China has gotten stuck in a transitory state between transferring between that of an industrial based economy to a consumer services oriented economy. Investors are hopeful that government may indicate that it intends on lending a helping hand to the economy that has stumbled along but the role of government is slowly diminishing as increasing debt piles continues to prevent them from executing radical infrastructure programs that would boost the economy.

The US looks like the only nations that has the capability to steer the world economy in the right direction however if we look at economic indicators being reported they would suggest less than needed activity showing that it may not be the saving grace the world's looking for.      
All these nations have pertinent issues that trouble their outlook but more so the fact that each one has been place in a trend of slowing economic activity at the same time makes for a bigger implication for the global outlook as a whole.

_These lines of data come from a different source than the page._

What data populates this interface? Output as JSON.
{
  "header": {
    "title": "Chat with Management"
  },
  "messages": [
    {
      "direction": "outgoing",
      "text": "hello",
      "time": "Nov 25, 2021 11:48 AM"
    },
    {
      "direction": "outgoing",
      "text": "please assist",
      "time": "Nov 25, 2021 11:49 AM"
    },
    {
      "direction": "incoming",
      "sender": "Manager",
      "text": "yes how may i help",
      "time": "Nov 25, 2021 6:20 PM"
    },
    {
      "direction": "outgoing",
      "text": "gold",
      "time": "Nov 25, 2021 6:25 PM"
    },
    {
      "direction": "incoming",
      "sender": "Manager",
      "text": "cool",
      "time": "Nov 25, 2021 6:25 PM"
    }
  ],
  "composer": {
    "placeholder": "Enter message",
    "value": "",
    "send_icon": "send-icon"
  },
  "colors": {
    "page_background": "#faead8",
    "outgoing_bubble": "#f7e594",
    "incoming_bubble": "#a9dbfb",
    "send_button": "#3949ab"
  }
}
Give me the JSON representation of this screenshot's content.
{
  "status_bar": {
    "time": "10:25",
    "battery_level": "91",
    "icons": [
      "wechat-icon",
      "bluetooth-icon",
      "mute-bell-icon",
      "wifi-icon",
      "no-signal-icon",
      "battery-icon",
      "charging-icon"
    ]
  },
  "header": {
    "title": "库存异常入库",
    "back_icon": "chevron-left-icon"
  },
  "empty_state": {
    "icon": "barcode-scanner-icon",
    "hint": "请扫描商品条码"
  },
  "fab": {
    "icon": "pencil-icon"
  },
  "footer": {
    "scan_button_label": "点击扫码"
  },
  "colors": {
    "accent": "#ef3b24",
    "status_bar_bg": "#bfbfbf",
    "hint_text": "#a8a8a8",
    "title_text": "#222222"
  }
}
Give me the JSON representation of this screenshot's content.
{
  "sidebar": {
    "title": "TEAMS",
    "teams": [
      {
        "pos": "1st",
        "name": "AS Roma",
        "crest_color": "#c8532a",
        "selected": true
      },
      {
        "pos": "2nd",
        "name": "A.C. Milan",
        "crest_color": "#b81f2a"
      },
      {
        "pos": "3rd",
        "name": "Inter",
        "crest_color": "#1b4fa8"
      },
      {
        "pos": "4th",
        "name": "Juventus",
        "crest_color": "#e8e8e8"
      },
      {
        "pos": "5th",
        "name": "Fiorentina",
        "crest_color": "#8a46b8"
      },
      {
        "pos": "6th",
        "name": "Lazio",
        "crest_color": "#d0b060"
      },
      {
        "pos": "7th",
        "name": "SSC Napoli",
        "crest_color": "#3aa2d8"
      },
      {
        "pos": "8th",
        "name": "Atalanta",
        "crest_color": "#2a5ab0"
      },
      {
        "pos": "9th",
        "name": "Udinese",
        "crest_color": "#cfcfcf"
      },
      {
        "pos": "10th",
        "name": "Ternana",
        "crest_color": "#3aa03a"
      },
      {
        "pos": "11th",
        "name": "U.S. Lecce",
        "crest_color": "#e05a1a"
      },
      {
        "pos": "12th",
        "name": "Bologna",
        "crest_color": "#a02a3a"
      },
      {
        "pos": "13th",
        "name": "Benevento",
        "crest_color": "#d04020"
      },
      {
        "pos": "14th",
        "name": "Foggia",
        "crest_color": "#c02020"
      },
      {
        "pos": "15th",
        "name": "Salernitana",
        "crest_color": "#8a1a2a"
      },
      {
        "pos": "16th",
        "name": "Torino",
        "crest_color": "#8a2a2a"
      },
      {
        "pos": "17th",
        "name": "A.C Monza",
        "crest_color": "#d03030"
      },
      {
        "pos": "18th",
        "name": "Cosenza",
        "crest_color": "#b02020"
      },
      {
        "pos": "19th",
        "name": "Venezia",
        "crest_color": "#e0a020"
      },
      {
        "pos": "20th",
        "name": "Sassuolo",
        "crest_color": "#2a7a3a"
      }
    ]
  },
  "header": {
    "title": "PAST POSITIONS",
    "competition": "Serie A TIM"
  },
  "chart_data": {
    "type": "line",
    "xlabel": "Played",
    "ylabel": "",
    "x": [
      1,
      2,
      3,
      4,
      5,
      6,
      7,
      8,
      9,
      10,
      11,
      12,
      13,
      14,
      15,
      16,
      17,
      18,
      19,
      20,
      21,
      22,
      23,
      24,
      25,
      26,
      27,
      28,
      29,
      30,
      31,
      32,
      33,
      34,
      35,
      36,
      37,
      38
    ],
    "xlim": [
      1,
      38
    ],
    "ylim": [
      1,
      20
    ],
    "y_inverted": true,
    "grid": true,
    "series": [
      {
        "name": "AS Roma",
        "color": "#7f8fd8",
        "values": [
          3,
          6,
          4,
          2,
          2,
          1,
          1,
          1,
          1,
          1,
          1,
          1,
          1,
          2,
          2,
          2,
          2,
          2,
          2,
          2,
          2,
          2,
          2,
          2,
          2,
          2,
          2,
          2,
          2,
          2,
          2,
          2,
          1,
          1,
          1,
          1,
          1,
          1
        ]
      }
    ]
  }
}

We've seen commodity stocks radically improving after last years onslaught brought on by supply glut fears however the rally that has evolved does not feel as if there is a steady trend of long term buyers entering the fray but rather that of a short squeeze. It would be dangerous to think that we've seen the end of a disastrous time for commodity stocks because there remains issues yet to be resolved.

Iron ore prices spiked 19% on Monday 7th March 2016 to record the largest one day jump ever but Australia's steel trade port was shut down due to a hurricane that halted operations together with a bolstering demand for steel following the end of holidays in China have all played a part in helping prop up prices in the short term however a supply glut looks likely to remain in place for the next 2-3 years if demand doesn't pick up significantly.

Oil remains a key component in deciphering any direction. With OPEC on its knees and shale gas producers drowning in debt, its quite evident we are far from the resolution required to allow prices to begin its ascent.

Then there's the big issue of debt that seems to be haunting many mining producers. Although fears may have faded for the time being, the increase in commodity prices we've seen so far this year isn't sufficient to generate cash flow to pay away these liabilities quickly enough to chase away credit ratings agencies from downgrading them further. While the market has become intoxicated with optimism they've forgotten these issues that haven't gone away.

Before we see a return of investors in the mining sector companies will need to show steady demand for its products and with supply gluts on the scale we've seen so far as well as the lack of response to stimulus measures from the four nations I mentioned above I don't envision seeing this happening anytime soon.